CHANGES IN VERSION 1.1 FROM VERSION 1.0
- \label and \ref bug fix. In case the anchor keyword used as a parameter of \label or \ref
contains a managed token (like "-" or "<") the anchor was splitted in parts
and cross-refs were badly set. This is fixed, now the anchor is no more parsed using the DFA, all the
characterss between \label{ or \ref{ and the ending "}" character are extracted globally from the source
to set the anchor tag.
- \tilde command was not correctly implemented, this is now fixed.
- \tilde \hat or \bar followed by a token like \lambda was not rendered correctly. The
tilde was before the token, whereas it must be above. This is now fixed.
- Background color of the output was changed to the same color of my web site.
- Bug fix: \i was not recognized, because the transition table was buggy, due to an error
in the generation algorithm I used to generate it. Now it's ok.
- The DFA now supports the following additional tokens:
\cite, \bibitem, \section, \subsection, \subsubsection, \footnote. However they are not implemented
yet in the main script. For this release, these tokens are still interpreted using regular
expressions. But if you want to customize the script and implement these tokens,
the DFA is ready and the token ids are 192, 193, 194, 195, 196, 197 respectively.
TODO LIST for future releases
- Is really \matrix{...} useful (does not really exist in LaTeX). May be further replaced
by another command. Any suggestion is welcome.
- Adding support for \index{...} and generate the index table.
- Implementation of \overbrace and \underbrace (not prioritary)
- Implementation of \Big (not prioritary)

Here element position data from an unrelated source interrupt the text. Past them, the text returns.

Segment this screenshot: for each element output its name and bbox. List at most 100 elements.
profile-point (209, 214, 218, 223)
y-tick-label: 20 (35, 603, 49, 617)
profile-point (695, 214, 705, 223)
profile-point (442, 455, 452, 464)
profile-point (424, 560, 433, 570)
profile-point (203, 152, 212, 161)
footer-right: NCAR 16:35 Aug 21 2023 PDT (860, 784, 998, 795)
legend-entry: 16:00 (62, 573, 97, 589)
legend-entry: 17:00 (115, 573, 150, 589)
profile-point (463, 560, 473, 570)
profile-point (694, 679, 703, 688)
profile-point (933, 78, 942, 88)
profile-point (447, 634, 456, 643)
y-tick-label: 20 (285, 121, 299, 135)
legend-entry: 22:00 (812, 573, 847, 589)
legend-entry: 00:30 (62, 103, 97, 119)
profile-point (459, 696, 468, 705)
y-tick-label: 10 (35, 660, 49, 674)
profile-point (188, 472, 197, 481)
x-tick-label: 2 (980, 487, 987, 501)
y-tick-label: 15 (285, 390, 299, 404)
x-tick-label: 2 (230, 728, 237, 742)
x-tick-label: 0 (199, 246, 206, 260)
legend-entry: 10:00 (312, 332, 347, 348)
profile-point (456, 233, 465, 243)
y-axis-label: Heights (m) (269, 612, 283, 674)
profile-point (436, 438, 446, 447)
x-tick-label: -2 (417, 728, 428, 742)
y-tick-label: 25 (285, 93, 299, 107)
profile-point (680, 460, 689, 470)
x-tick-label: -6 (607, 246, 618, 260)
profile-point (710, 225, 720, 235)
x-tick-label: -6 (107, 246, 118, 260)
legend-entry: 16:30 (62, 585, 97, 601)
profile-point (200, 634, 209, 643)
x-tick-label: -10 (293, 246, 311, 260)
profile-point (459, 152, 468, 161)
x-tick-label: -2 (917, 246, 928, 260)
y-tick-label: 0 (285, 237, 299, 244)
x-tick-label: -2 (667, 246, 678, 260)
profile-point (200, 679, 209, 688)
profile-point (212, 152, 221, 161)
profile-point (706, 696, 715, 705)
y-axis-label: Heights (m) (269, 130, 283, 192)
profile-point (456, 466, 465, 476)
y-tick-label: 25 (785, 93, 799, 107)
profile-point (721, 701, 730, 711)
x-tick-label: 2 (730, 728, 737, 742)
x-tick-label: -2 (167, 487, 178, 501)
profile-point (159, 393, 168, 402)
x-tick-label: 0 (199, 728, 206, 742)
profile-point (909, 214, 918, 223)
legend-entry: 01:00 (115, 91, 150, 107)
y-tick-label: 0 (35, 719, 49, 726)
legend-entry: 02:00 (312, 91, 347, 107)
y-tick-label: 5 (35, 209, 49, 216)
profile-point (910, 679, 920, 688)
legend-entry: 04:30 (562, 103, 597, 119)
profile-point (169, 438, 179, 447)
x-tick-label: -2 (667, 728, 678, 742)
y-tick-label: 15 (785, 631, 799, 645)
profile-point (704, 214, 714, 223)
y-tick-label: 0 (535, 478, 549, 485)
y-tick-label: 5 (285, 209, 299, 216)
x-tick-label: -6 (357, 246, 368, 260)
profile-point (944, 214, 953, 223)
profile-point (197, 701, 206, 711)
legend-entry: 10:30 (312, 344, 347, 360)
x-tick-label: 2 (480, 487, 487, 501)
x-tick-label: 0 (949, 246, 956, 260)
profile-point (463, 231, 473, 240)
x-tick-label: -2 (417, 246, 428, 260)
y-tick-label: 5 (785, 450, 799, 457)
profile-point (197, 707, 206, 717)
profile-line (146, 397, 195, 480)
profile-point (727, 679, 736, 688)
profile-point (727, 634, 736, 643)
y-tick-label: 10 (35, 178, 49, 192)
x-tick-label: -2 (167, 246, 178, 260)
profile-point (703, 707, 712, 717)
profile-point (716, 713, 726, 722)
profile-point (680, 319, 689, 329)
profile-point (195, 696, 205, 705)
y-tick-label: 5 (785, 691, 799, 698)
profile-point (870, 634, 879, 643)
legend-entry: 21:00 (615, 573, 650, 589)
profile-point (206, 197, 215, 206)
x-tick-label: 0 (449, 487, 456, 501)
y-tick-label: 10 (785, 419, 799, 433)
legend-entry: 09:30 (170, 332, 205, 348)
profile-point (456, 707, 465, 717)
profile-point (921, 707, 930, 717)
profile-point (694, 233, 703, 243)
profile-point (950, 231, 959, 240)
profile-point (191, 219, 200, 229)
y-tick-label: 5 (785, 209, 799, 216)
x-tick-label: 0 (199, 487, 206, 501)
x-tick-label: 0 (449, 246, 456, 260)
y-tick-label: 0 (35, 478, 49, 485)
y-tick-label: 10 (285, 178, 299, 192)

- Bufferizing the output to get better performance
- Implementing stacks for opening delimiters and html output of nested groups.
Sometimes, a left delimiter size is determined by the content following the delimiter.
Managing this to be able to draw
parenthesis or brackets of different sizes depending on the nesting level of the current
text would require a stack of left delimiters, and a stack for the parsed output at each nesting level.
When closing a group, one looks in the stacks and append the newly generated html code to the
html code at the previous nesting level. This will not be easy to implement, especially if bufferizing
is also implemented. This will be probably for version 2.0 or more.